A set of links to resources and / or documentation for the IBM PC compatible home computers.


🌍️ Wikipedia :

IBM PC compatible computers are those generally similar to the original IBM PC, XT, and AT. Such computers used to be referred to as PC clones, or IBM clones. They duplicated almost exactly all the significant features of the PC architecture, facilitated by various manufacturers' ability to reverse engineer the BIOS using a "clean room design" technique. Columbia Data Products built the first clone of the IBM personal computer by a clean room implementation of its BIOS.

Many early IBM PC compatibles used the same computer bus as the original PC and AT models. The IBM AT compatible bus was later named the Industry Standard Architecture bus by manufacturers of compatible computers. The term "IBM PC compatible" is now a historical description only, since IBM has ended its personal computer sales.

Descendants of the IBM PC compatibles comprise the majority of personal computers on the market presently, although interoperability with the bus structure and peripherals of the original PC architecture may be limited or non-existent.

Origins
The original IBM PC (Model 5150) motivated the production of clones during the early 1980s.

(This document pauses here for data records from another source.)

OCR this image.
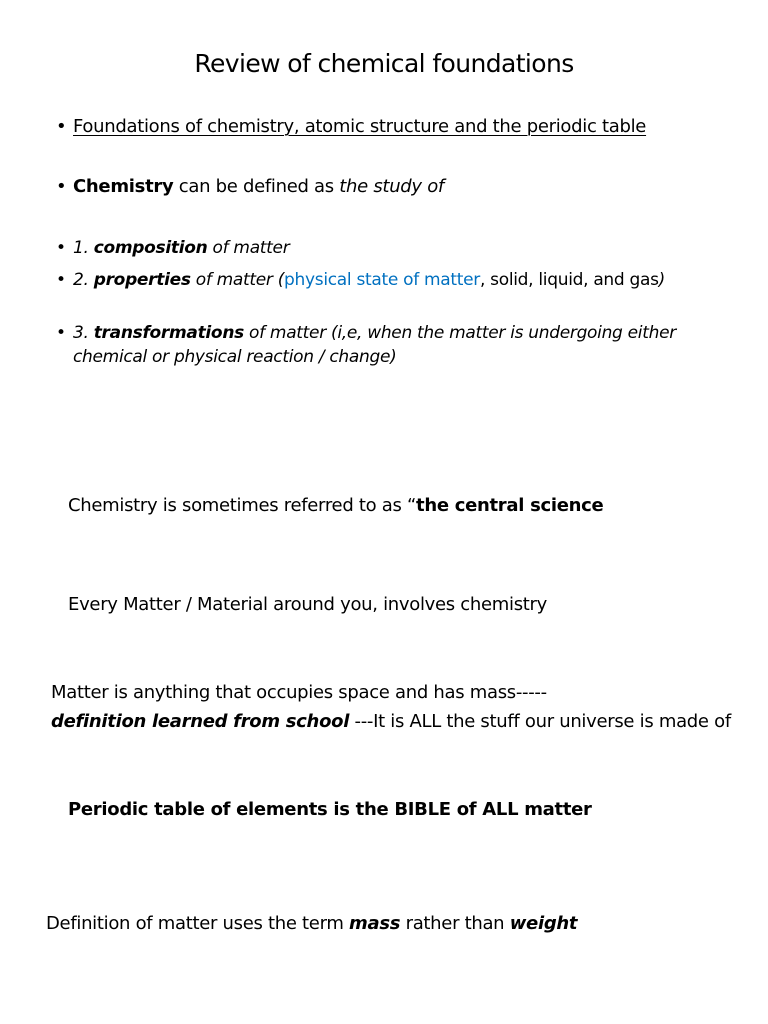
Review of chemical foundations
• Foundations of chemistry, atomic structure and the periodic table
• Chemistry can be defined as the study of
• 1. composition of matter
• 2. properties of matter (physical state of matter, solid, liquid, and gas)
• 3. transformations of matter (i,e, when the matter is undergoing either chemical or physical reaction / change)
Chemistry is sometimes referred to as “the central science
Every Matter / Material around you, involves chemistry
Matter is anything that occupies space and has mass-----
definition learned from school ---It is ALL the stuff our universe is made of
Periodic table of elements is the BIBLE of ALL matter
Definition of matter uses the term mass rather than weight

IBM decided in 1980 to market a low-cost single-user computer as quickly as possible in response to Apple Computer's success in the burgeoning microcomputer market. On 12 August 1981, the first IBM PC went on sale. There were three operating systems (OS) available for it. The least expensive and most popular was PC DOS made by Microsoft. In a crucial concession, IBM's agreement allowed Microsoft to sell its own version, MS-DOS, for non-IBM computers. The only proprietary component of the original PC architecture was the BIOS (Basic Input/Output System).

IBM at first asked developers to avoid writing software that addressed the computer's hardware directly, and to instead use the BIOS. Software which directly addressed the hardware instead of making standard calls was faster, however. This was particularly relevant to games. The IBM PC was sold in high enough volumes to justify writing software specifically for it, and this encouraged other manufacturers to produce machines which could use the same programs, expansion cards, and peripherals as the PC. The 808x computer marketplace rapidly excluded all machines which were not functionally very similar to the PC. The 640 kB barrier on "conventional" system memory available to MS-DOS is a legacy of that period; other non-clone machines did not have this limit.

Rumors of "lookalike", compatible computers, created without IBM's approval, began almost immediately after the IBM PC's release. By June 1983 PC Magazine defined "PC 'clone'" as "a computer accommodate the user who takes a disk home from an IBM PC, walks across the room, and plugs it into the 'foreign' machine". Because of a shortage of IBM PCs that year, many customers purchased clones instead. Columbia Data Products produced the first computer more or less compatible to the IBM PC standard during June 1982, soon followed by Eagle Computer. Compaq announced its first IBM PC compatible in November 1982, the Compaq Portable. The Compaq was the first sewing machine-sized portable computer that was essentially 100% PC-compatible. The company could not copy the BIOS directly as a result of the court decision in Apple v. Franklin, but it could reverse-engineer the IBM BIOS and then write its own BIOS using clean room design.